Hassan Hakeem Mar 11, 2014 02:00pm

Not an iota of evidence has been presented by the writer to suggest that there is any radioactive contamination or its effects on local residents.

wijdan Mar 11, 2014 02:35pm

Nuclear Waste is of great concern if dumped in open spaces without proper measures. But PAEC has been successful in creating special tanks to store nuclear waste. These tanks can be used to store nuclear waste for longer period of time and in future it can be reprocessed. PAEC has adopted preemptive measures to fix the issue of great concern and IAEA has recently shown confidence on Pakistan's safety measures on nuclear waste.

Moazzam Mar 11, 2014 06:42pm

We are a nuclear weapon state and we have to dump it somewhere but the point is why now? As Head of International Atomic Energy is visiting Pakistan This type of article is surely concerns me. Some Pre-paid People do have a malicious agenda behind this. Think

Shahpur Mar 11, 2014 08:47pm

@Sher:

Just plain arrogance, ignorance and disregard to the human lives. Pakistan is a neuclear state, so where it dumps its neuclear waste. Thanks GOD this is reported, that what is going on. Why attack on reporting the nightmare.

IMM Mar 12, 2014 11:19am

If this would happen in Japan or somewhere else in developed country, really the civilized nations, the reaction of civilian would be quite different and would ask the government for proper handling waste and compensation to the affected ones. But here in Pakistan the readers of this report perceive the other way round, the conspiracy of the enemy forces, etc which indicates how much intellectually we are mature!

Uzair Qaisrani Mar 12, 2014 11:55am

@Sameer: Please be careful in choosing words and you,yourself,need some knowledge before doing this.....First of all,Radiations does not need any medium to propagate and of course they have nothing to do with respiration but still there are chances that they can cause mutation at genetic level and they increase the risk of cancer and congenital abnormalities.......Also they can effect by other sources like water and vegetation because people in Baghalchur don't use mineral water and they get it from rain water and springs which may have direct contact with nuclear waste..........

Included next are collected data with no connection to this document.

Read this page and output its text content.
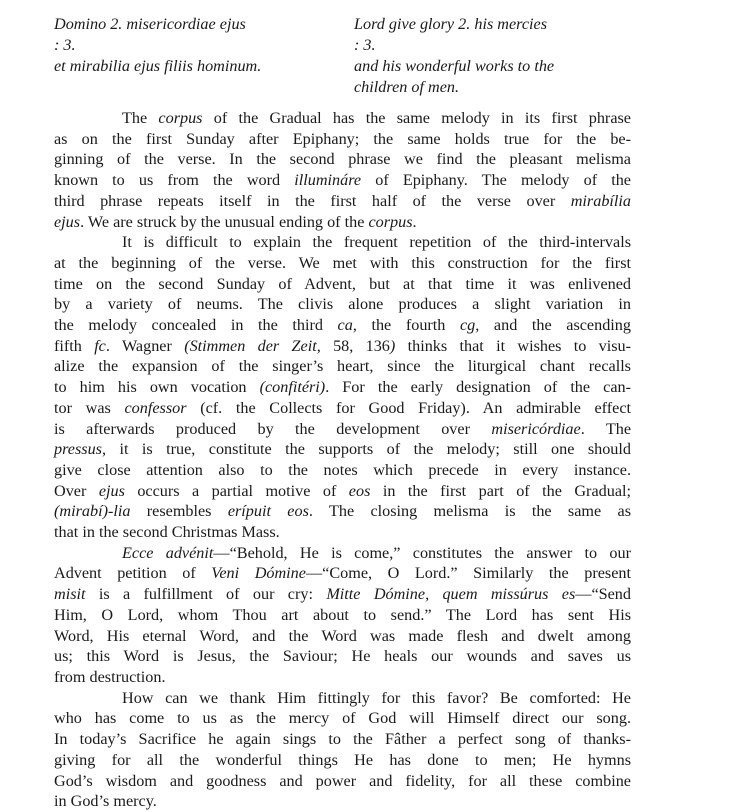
Domino 2. misericordiae ejus
: 3.
et mirabilia ejus filiis hominum.
Lord give glory 2. his mercies
: 3.
and his wonderful works to the
children of men.
The corpus of the Gradual has the same melody in its first phrase
as on the first Sunday after Epiphany; the same holds true for the be-
ginning of the verse. In the second phrase we find the pleasant melisma
known to us from the word illumináre of Epiphany. The melody of the
third phrase repeats itself in the first half of the verse over mirabília
ejus. We are struck by the unusual ending of the corpus.
It is difficult to explain the frequent repetition of the third-intervals
at the beginning of the verse. We met with this construction for the first
time on the second Sunday of Advent, but at that time it was enlivened
by a variety of neums. The clivis alone produces a slight variation in
the melody concealed in the third ca, the fourth cg, and the ascending
fifth fc. Wagner (Stimmen der Zeit, 58, 136) thinks that it wishes to visu-
alize the expansion of the singer’s heart, since the liturgical chant recalls
to him his own vocation (confitéri). For the early designation of the can-
tor was confessor (cf. the Collects for Good Friday). An admirable effect
is afterwards produced by the development over misericórdiae. The
pressus, it is true, constitute the supports of the melody; still one should
give close attention also to the notes which precede in every instance.
Over ejus occurs a partial motive of eos in the first part of the Gradual;
(mirabí)-lia resembles erípuit eos. The closing melisma is the same as
that in the second Christmas Mass.
Ecce advénit—“Behold, He is come,” constitutes the answer to our
Advent petition of Veni Dómine—“Come, O Lord.” Similarly the present
misit is a fulfillment of our cry: Mitte Dómine, quem missúrus es—“Send
Him, O Lord, whom Thou art about to send.” The Lord has sent His
Word, His eternal Word, and the Word was made flesh and dwelt among
us; this Word is Jesus, the Saviour; He heals our wounds and saves us
from destruction.
How can we thank Him fittingly for this favor? Be comforted: He
who has come to us as the mercy of God will Himself direct our song.
In today’s Sacrifice he again sings to the Fâther a perfect song of thanks-
giving for all the wonderful things He has done to men; He hymns
God’s wisdom and goodness and power and fidelity, for all these combine
in God’s mercy.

Ahyousha Mar 12, 2014 12:45pm

No country is so unwise to make its own territory in danger. Before going to nuclear, nuclear waste management has seriously been considered in comprehensive manner because it has a long run to go. There is a survey in cancer patients especially with this view to check the radiation effects and the no patient been found to be a victim of these nuclear radiations. The country is not so much obsessed to make its own people suffer. In Pakistan with nuclear, we are more following the stereotyped prejudice thinking and very easily follow the blind path without objectivity.

EMK Mar 12, 2014 01:04pm

There is always a news behind the (ostensible) news. Whereas the concerned authorities must take notice of the matter and issue a detailed report, it may be noted that someone (from within or abroad: India?) must have prompted this news report. I fear more such report would surface. The anti-nuclear and anti-Pakistan lobby is (restlessly and religiously) working round the clock.

Martian Mar 12, 2014 03:33pm

@IMM:

Yes, we know that when Fukushema (sp) power plant was hit three years ago, IAEA, US and Japanese government tried hard to conceal true facts from general public. It was necessary to stop panic around the globe. Have you read about Japanese contaminated sea water reaching American coast?